Okay, this is about the same as the previous, about special cases, because we really like just disabling rules if anything goes wrong, especially if it's Friday, 3 p.m. and we want to go home. There is also an automatic tool for setting types,
but it can be used for old projects that don't have types, but not for day-to-day work. So to sum up, if you are going to use tools in your project, pig, bandit, or dodgy, no dodgy,
pig, mypy, py or pytype, pycode style is a minimum, pydoc style if you are using docstrings, pyflakes or pylint, isort, and black for formatting. Here's a slide with Spanish Inquisition. Okay, if you have an existing project
and you want to start, you can use tools like AutoPEP8 or AutoFlake to automatically fix issues, but the fixes need to be overseen by a human. I sort for sorting, imports pycode style, pylint. Pycode style and pylint is a bare minimum for me.
Yeah, but the most important thing is that you should talk to your team, because it is very important so that everybody accepts the changes you are going to, accepts the tool you are going to introduce, because it might require some additional effort.
Okay, I can skip this one. But the advantages are very good.
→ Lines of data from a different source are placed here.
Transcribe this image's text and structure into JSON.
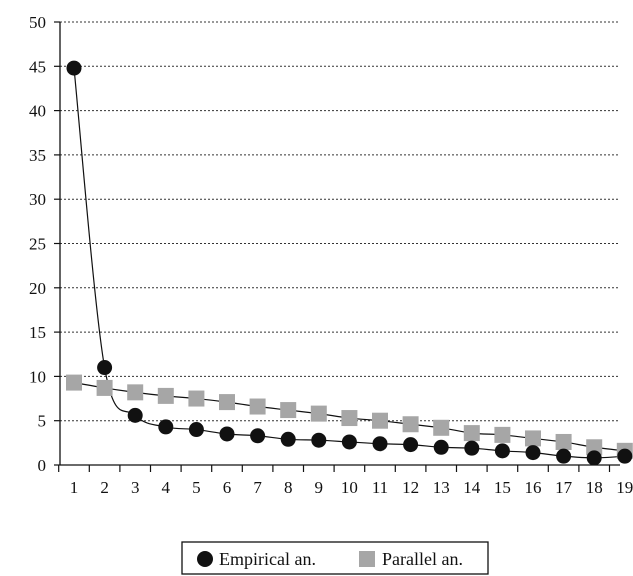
{
  "chart_data": {
    "type": "line",
    "x": [
      1,
      2,
      3,
      4,
      5,
      6,
      7,
      8,
      9,
      10,
      11,
      12,
      13,
      14,
      15,
      16,
      17,
      18,
      19
    ],
    "x_tick_labels": [
      "1",
      "2",
      "3",
      "4",
      "5",
      "6",
      "7",
      "8",
      "9",
      "10",
      "11",
      "12",
      "13",
      "14",
      "15",
      "16",
      "17",
      "18",
      "19"
    ],
    "y_tick_labels": [
      "0",
      "5",
      "10",
      "15",
      "20",
      "25",
      "30",
      "35",
      "40",
      "45",
      "50"
    ],
    "ylim": [
      0,
      50
    ],
    "grid": "horizontal dotted",
    "legend_position": "bottom-center",
    "series": [
      {
        "name": "Empirical an.",
        "marker": "circle",
        "color": "#111111",
        "values": [
          44.8,
          11.0,
          5.6,
          4.3,
          4.0,
          3.5,
          3.3,
          2.9,
          2.8,
          2.6,
          2.4,
          2.3,
          2.0,
          1.9,
          1.6,
          1.4,
          1.0,
          0.8,
          1.0
        ]
      },
      {
        "name": "Parallel an.",
        "marker": "square",
        "color": "#a6a6a6",
        "values": [
          9.3,
          8.7,
          8.2,
          7.8,
          7.5,
          7.1,
          6.6,
          6.2,
          5.8,
          5.3,
          5.0,
          4.6,
          4.2,
          3.6,
          3.4,
          3.0,
          2.6,
          2.0,
          1.6
        ]
      }
    ]
  }
}
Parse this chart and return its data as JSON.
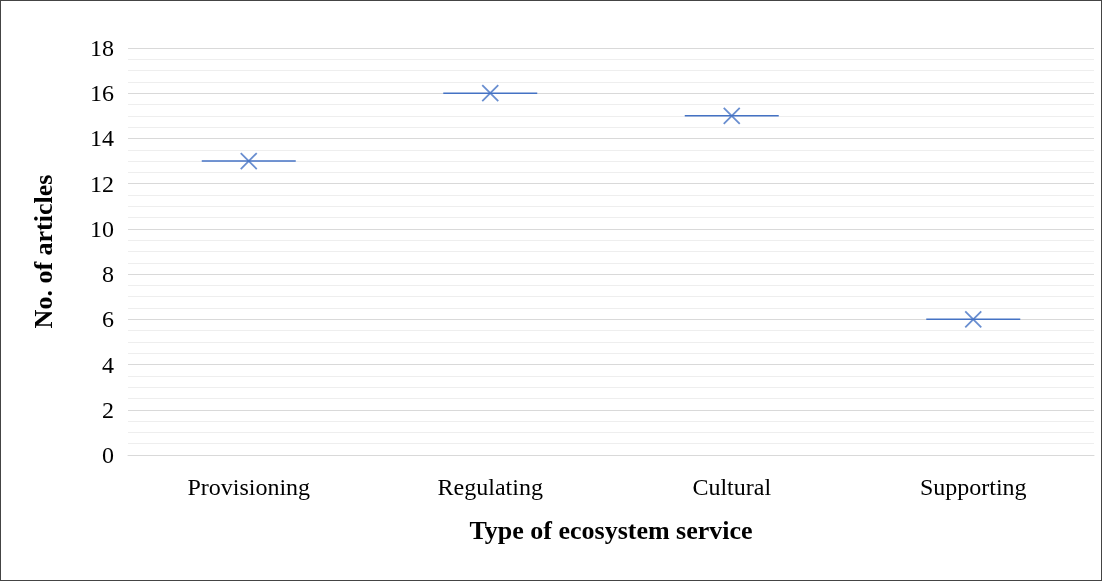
{
  "chart_data": {
    "type": "scatter",
    "xlabel": "Type of ecosystem service",
    "ylabel": "No. of articles",
    "categories": [
      "Provisioning",
      "Regulating",
      "Cultural",
      "Supporting"
    ],
    "values": [
      13,
      16,
      15,
      6
    ],
    "color": "#4472c4",
    "marker": "cross",
    "ylim": [
      0,
      18
    ],
    "yticks": [
      0,
      2,
      4,
      6,
      8,
      10,
      12,
      14,
      16,
      18
    ],
    "grid": "y"
  }
}
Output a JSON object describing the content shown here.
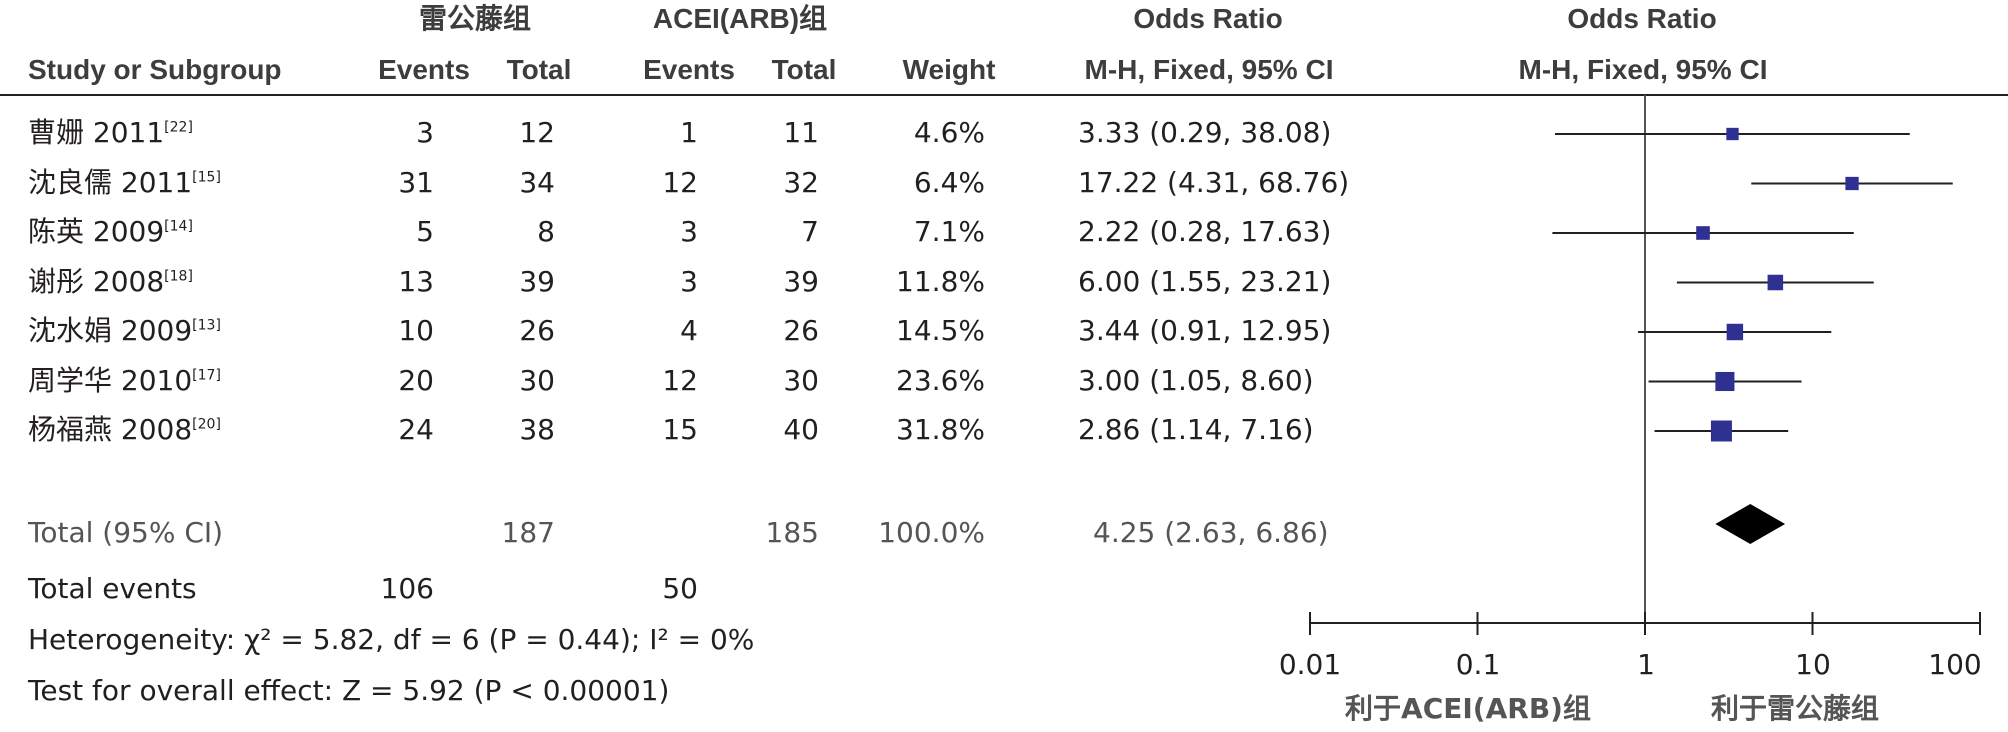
{
  "header": {
    "group1_label": "雷公藤组",
    "group2_label": "ACEI(ARB)组",
    "or_col_title": "Odds Ratio",
    "or_col_method": "M-H, Fixed, 95% CI",
    "plot_col_title": "Odds Ratio",
    "plot_col_method": "M-H, Fixed, 95% CI",
    "study_label": "Study or Subgroup",
    "events_label_1": "Events",
    "total_label_1": "Total",
    "events_label_2": "Events",
    "total_label_2": "Total",
    "weight_label": "Weight"
  },
  "studies": [
    {
      "name": "曹姗 2011",
      "ref": "[22]",
      "e1": "3",
      "t1": "12",
      "e2": "1",
      "t2": "11",
      "weight": "4.6%",
      "ci": "3.33 (0.29, 38.08)"
    },
    {
      "name": "沈良儒 2011",
      "ref": "[15]",
      "e1": "31",
      "t1": "34",
      "e2": "12",
      "t2": "32",
      "weight": "6.4%",
      "ci": "17.22 (4.31, 68.76)"
    },
    {
      "name": "陈英 2009",
      "ref": "[14]",
      "e1": "5",
      "t1": "8",
      "e2": "3",
      "t2": "7",
      "weight": "7.1%",
      "ci": "2.22 (0.28, 17.63)"
    },
    {
      "name": "谢彤 2008",
      "ref": "[18]",
      "e1": "13",
      "t1": "39",
      "e2": "3",
      "t2": "39",
      "weight": "11.8%",
      "ci": "6.00 (1.55, 23.21)"
    },
    {
      "name": "沈水娟 2009",
      "ref": "[13]",
      "e1": "10",
      "t1": "26",
      "e2": "4",
      "t2": "26",
      "weight": "14.5%",
      "ci": "3.44 (0.91, 12.95)"
    },
    {
      "name": "周学华 2010",
      "ref": "[17]",
      "e1": "20",
      "t1": "30",
      "e2": "12",
      "t2": "30",
      "weight": "23.6%",
      "ci": "3.00 (1.05, 8.60)"
    },
    {
      "name": "杨福燕 2008",
      "ref": "[20]",
      "e1": "24",
      "t1": "38",
      "e2": "15",
      "t2": "40",
      "weight": "31.8%",
      "ci": "2.86 (1.14, 7.16)"
    }
  ],
  "total": {
    "label": "Total (95% CI)",
    "t1": "187",
    "t2": "185",
    "weight": "100.0%",
    "ci": "4.25 (2.63, 6.86)"
  },
  "total_events": {
    "label": "Total events",
    "e1": "106",
    "e2": "50"
  },
  "heterogeneity": "Heterogeneity: χ² = 5.82, df = 6 (P = 0.44); I² = 0%",
  "overall_effect": "Test for overall effect: Z = 5.92 (P < 0.00001)",
  "axis": {
    "ticks": [
      "0.01",
      "0.1",
      "1",
      "10",
      "100"
    ],
    "favours_left": "利于ACEI(ARB)组",
    "favours_right": "利于雷公藤组"
  },
  "colors": {
    "marker": "#2e3192",
    "diamond": "#000000",
    "text": "#231f20"
  },
  "chart_data": {
    "type": "scatter",
    "x_scale": "log",
    "xlim": [
      0.01,
      100
    ],
    "null_line": 1,
    "points": [
      {
        "label": "曹姗 2011",
        "or": 3.33,
        "lo": 0.29,
        "hi": 38.08,
        "weight": 4.6
      },
      {
        "label": "沈良儒 2011",
        "or": 17.22,
        "lo": 4.31,
        "hi": 68.76,
        "weight": 6.4
      },
      {
        "label": "陈英 2009",
        "or": 2.22,
        "lo": 0.28,
        "hi": 17.63,
        "weight": 7.1
      },
      {
        "label": "谢彤 2008",
        "or": 6.0,
        "lo": 1.55,
        "hi": 23.21,
        "weight": 11.8
      },
      {
        "label": "沈水娟 2009",
        "or": 3.44,
        "lo": 0.91,
        "hi": 12.95,
        "weight": 14.5
      },
      {
        "label": "周学华 2010",
        "or": 3.0,
        "lo": 1.05,
        "hi": 8.6,
        "weight": 23.6
      },
      {
        "label": "杨福燕 2008",
        "or": 2.86,
        "lo": 1.14,
        "hi": 7.16,
        "weight": 31.8
      }
    ],
    "pooled": {
      "label": "Total (95% CI)",
      "or": 4.25,
      "lo": 2.63,
      "hi": 6.86
    }
  }
}
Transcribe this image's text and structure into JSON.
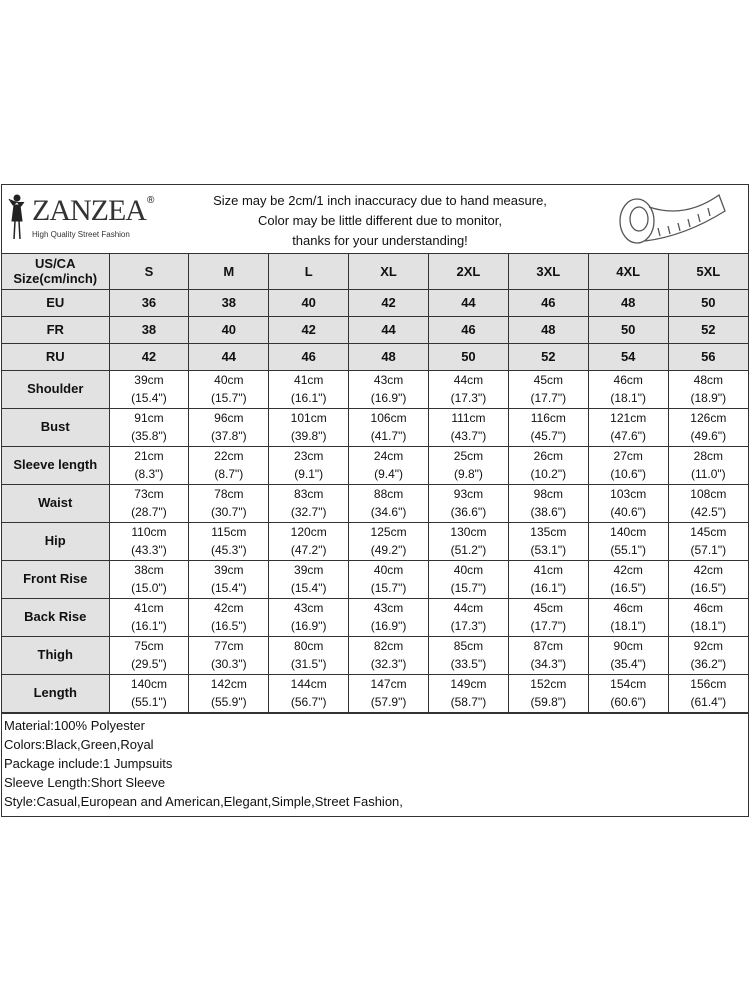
{
  "brand": {
    "name": "ZANZEA",
    "registered": "®",
    "tagline": "High Quality Street Fashion"
  },
  "notice": [
    "Size may be 2cm/1 inch inaccuracy due to hand measure,",
    "Color may be little different due to monitor,",
    "thanks for your understanding!"
  ],
  "size_header": {
    "label_line1": "US/CA",
    "label_line2": "Size(cm/inch)",
    "sizes": [
      "S",
      "M",
      "L",
      "XL",
      "2XL",
      "3XL",
      "4XL",
      "5XL"
    ]
  },
  "equivalents": [
    {
      "label": "EU",
      "values": [
        "36",
        "38",
        "40",
        "42",
        "44",
        "46",
        "48",
        "50"
      ]
    },
    {
      "label": "FR",
      "values": [
        "38",
        "40",
        "42",
        "44",
        "46",
        "48",
        "50",
        "52"
      ]
    },
    {
      "label": "RU",
      "values": [
        "42",
        "44",
        "46",
        "48",
        "50",
        "52",
        "54",
        "56"
      ]
    }
  ],
  "measurements": [
    {
      "label": "Shoulder",
      "cm": [
        "39cm",
        "40cm",
        "41cm",
        "43cm",
        "44cm",
        "45cm",
        "46cm",
        "48cm"
      ],
      "inch": [
        "(15.4\")",
        "(15.7\")",
        "(16.1\")",
        "(16.9\")",
        "(17.3\")",
        "(17.7\")",
        "(18.1\")",
        "(18.9\")"
      ]
    },
    {
      "label": "Bust",
      "cm": [
        "91cm",
        "96cm",
        "101cm",
        "106cm",
        "111cm",
        "116cm",
        "121cm",
        "126cm"
      ],
      "inch": [
        "(35.8\")",
        "(37.8\")",
        "(39.8\")",
        "(41.7\")",
        "(43.7\")",
        "(45.7\")",
        "(47.6\")",
        "(49.6\")"
      ]
    },
    {
      "label": "Sleeve length",
      "cm": [
        "21cm",
        "22cm",
        "23cm",
        "24cm",
        "25cm",
        "26cm",
        "27cm",
        "28cm"
      ],
      "inch": [
        "(8.3\")",
        "(8.7\")",
        "(9.1\")",
        "(9.4\")",
        "(9.8\")",
        "(10.2\")",
        "(10.6\")",
        "(11.0\")"
      ]
    },
    {
      "label": "Waist",
      "cm": [
        "73cm",
        "78cm",
        "83cm",
        "88cm",
        "93cm",
        "98cm",
        "103cm",
        "108cm"
      ],
      "inch": [
        "(28.7\")",
        "(30.7\")",
        "(32.7\")",
        "(34.6\")",
        "(36.6\")",
        "(38.6\")",
        "(40.6\")",
        "(42.5\")"
      ]
    },
    {
      "label": "Hip",
      "cm": [
        "110cm",
        "115cm",
        "120cm",
        "125cm",
        "130cm",
        "135cm",
        "140cm",
        "145cm"
      ],
      "inch": [
        "(43.3\")",
        "(45.3\")",
        "(47.2\")",
        "(49.2\")",
        "(51.2\")",
        "(53.1\")",
        "(55.1\")",
        "(57.1\")"
      ]
    },
    {
      "label": "Front Rise",
      "cm": [
        "38cm",
        "39cm",
        "39cm",
        "40cm",
        "40cm",
        "41cm",
        "42cm",
        "42cm"
      ],
      "inch": [
        "(15.0\")",
        "(15.4\")",
        "(15.4\")",
        "(15.7\")",
        "(15.7\")",
        "(16.1\")",
        "(16.5\")",
        "(16.5\")"
      ]
    },
    {
      "label": "Back Rise",
      "cm": [
        "41cm",
        "42cm",
        "43cm",
        "43cm",
        "44cm",
        "45cm",
        "46cm",
        "46cm"
      ],
      "inch": [
        "(16.1\")",
        "(16.5\")",
        "(16.9\")",
        "(16.9\")",
        "(17.3\")",
        "(17.7\")",
        "(18.1\")",
        "(18.1\")"
      ]
    },
    {
      "label": "Thigh",
      "cm": [
        "75cm",
        "77cm",
        "80cm",
        "82cm",
        "85cm",
        "87cm",
        "90cm",
        "92cm"
      ],
      "inch": [
        "(29.5\")",
        "(30.3\")",
        "(31.5\")",
        "(32.3\")",
        "(33.5\")",
        "(34.3\")",
        "(35.4\")",
        "(36.2\")"
      ]
    },
    {
      "label": "Length",
      "cm": [
        "140cm",
        "142cm",
        "144cm",
        "147cm",
        "149cm",
        "152cm",
        "154cm",
        "156cm"
      ],
      "inch": [
        "(55.1\")",
        "(55.9\")",
        "(56.7\")",
        "(57.9\")",
        "(58.7\")",
        "(59.8\")",
        "(60.6\")",
        "(61.4\")"
      ]
    }
  ],
  "notes": [
    "Material:100% Polyester",
    "Colors:Black,Green,Royal",
    "Package include:1 Jumpsuits",
    "Sleeve Length:Short Sleeve",
    "Style:Casual,European and American,Elegant,Simple,Street Fashion,"
  ]
}
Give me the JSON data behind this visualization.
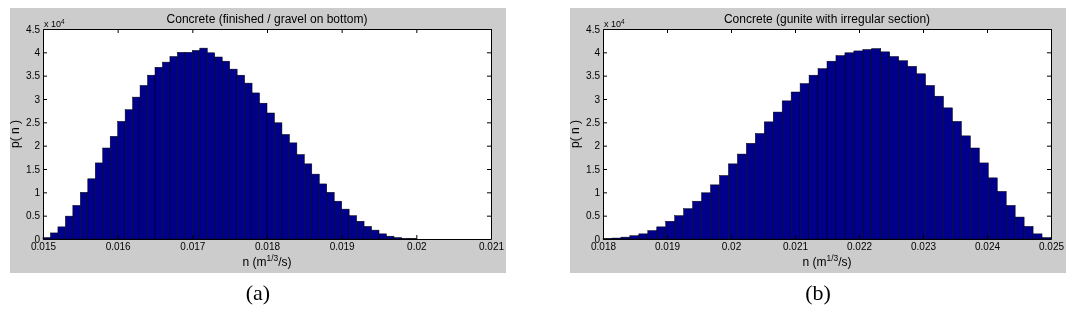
{
  "chart_data": [
    {
      "type": "histogram",
      "title": "Concrete (finished / gravel on bottom)",
      "xlabel": "n (m$^{1/3}$/s)",
      "ylabel": "p( n )",
      "color": "#00008b",
      "bins": [
        0.015,
        0.0151,
        0.0152,
        0.0153,
        0.0154,
        0.0155,
        0.0156,
        0.0157,
        0.0158,
        0.0159,
        0.016,
        0.0161,
        0.0162,
        0.0163,
        0.0164,
        0.0165,
        0.0166,
        0.0167,
        0.0168,
        0.0169,
        0.017,
        0.0171,
        0.0172,
        0.0173,
        0.0174,
        0.0175,
        0.0176,
        0.0177,
        0.0178,
        0.0179,
        0.018,
        0.0181,
        0.0182,
        0.0183,
        0.0184,
        0.0185,
        0.0186,
        0.0187,
        0.0188,
        0.0189,
        0.019,
        0.0191,
        0.0192,
        0.0193,
        0.0194,
        0.0195,
        0.0196,
        0.0197,
        0.0198,
        0.0199,
        0.02
      ],
      "values": [
        0.03,
        0.13,
        0.26,
        0.49,
        0.72,
        1.0,
        1.29,
        1.63,
        1.95,
        2.2,
        2.52,
        2.77,
        3.04,
        3.29,
        3.51,
        3.68,
        3.79,
        3.91,
        4.0,
        4.0,
        4.04,
        4.09,
        3.99,
        3.9,
        3.81,
        3.64,
        3.51,
        3.34,
        3.13,
        2.91,
        2.7,
        2.49,
        2.24,
        2.06,
        1.81,
        1.61,
        1.39,
        1.18,
        1.0,
        0.81,
        0.64,
        0.5,
        0.38,
        0.27,
        0.19,
        0.11,
        0.06,
        0.03,
        0.01,
        0.01
      ],
      "xlim": [
        0.015,
        0.021
      ],
      "xticks": [
        0.015,
        0.016,
        0.017,
        0.018,
        0.019,
        0.02,
        0.021
      ],
      "ylim": [
        0,
        4.5
      ],
      "yticks": [
        0,
        0.5,
        1,
        1.5,
        2,
        2.5,
        3,
        3.5,
        4,
        4.5
      ],
      "annotations": [
        "x 10$^{4}$",
        "(a)"
      ]
    },
    {
      "type": "histogram",
      "title": "Concrete (gunite with irregular section)",
      "xlabel": "n (m$^{1/3}$/s)",
      "ylabel": "p( n )",
      "color": "#00008b",
      "bins": [
        0.018,
        0.01814,
        0.01828,
        0.01842,
        0.01856,
        0.0187,
        0.01884,
        0.01898,
        0.01912,
        0.01926,
        0.0194,
        0.01954,
        0.01968,
        0.01982,
        0.01996,
        0.0201,
        0.02024,
        0.02038,
        0.02052,
        0.02066,
        0.0208,
        0.02094,
        0.02108,
        0.02122,
        0.02136,
        0.0215,
        0.02164,
        0.02178,
        0.02192,
        0.02206,
        0.0222,
        0.02234,
        0.02248,
        0.02262,
        0.02276,
        0.0229,
        0.02304,
        0.02318,
        0.02332,
        0.02346,
        0.0236,
        0.02374,
        0.02388,
        0.02402,
        0.02416,
        0.0243,
        0.02444,
        0.02458,
        0.02472,
        0.02486,
        0.025
      ],
      "values": [
        0.01,
        0.02,
        0.04,
        0.07,
        0.11,
        0.18,
        0.26,
        0.38,
        0.5,
        0.65,
        0.81,
        0.99,
        1.16,
        1.36,
        1.61,
        1.82,
        2.05,
        2.26,
        2.51,
        2.72,
        2.96,
        3.15,
        3.33,
        3.51,
        3.65,
        3.81,
        3.93,
        3.99,
        4.03,
        4.06,
        4.08,
        4.01,
        3.91,
        3.82,
        3.7,
        3.54,
        3.29,
        3.06,
        2.81,
        2.52,
        2.21,
        1.95,
        1.63,
        1.31,
        1.02,
        0.72,
        0.47,
        0.27,
        0.11,
        0.03
      ],
      "xlim": [
        0.018,
        0.025
      ],
      "xticks": [
        0.018,
        0.019,
        0.02,
        0.021,
        0.022,
        0.023,
        0.024,
        0.025
      ],
      "ylim": [
        0,
        4.5
      ],
      "yticks": [
        0,
        0.5,
        1,
        1.5,
        2,
        2.5,
        3,
        3.5,
        4,
        4.5
      ],
      "annotations": [
        "x 10$^{4}$",
        "(b)"
      ]
    }
  ]
}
You can reach more readability, maintainability, enhanced refactoring, and it might need some additional time and it might produce false positives,
but for me, advantages overcome the disadvantages. If you're looking for good tools for Python, visit PyCQA or awesome static analysis links. And after all, if you want to introduce,
by introducing tools for analysis of code in Python, analysis of good practices, you want to inspire people and lead them to better implementation of code, and not to be a bully. That's all.
Thank you, Radoslav. If you have questions, you can raise your hand and I will go to you with a microphone, or you can go to the microphone stands. Hi, great talk, and do you have any suggestions for third party, like for your requirements,
like to check that code, something like NPN auditor for Node.js for Python? For Node.js? No, no, no, for Python, to check your requirements for third party. Our requirements, yes. Yes, for example, there is, I only know there's an online tool available
for open source project called PyApp. They are checking the requirements and freezing them in the requirements.txt file. I found the tool for checking the requirements, but it was very outdated, so, but I think that there might be something I missed,
so I encourage you to look by yourself. Okay, thank you.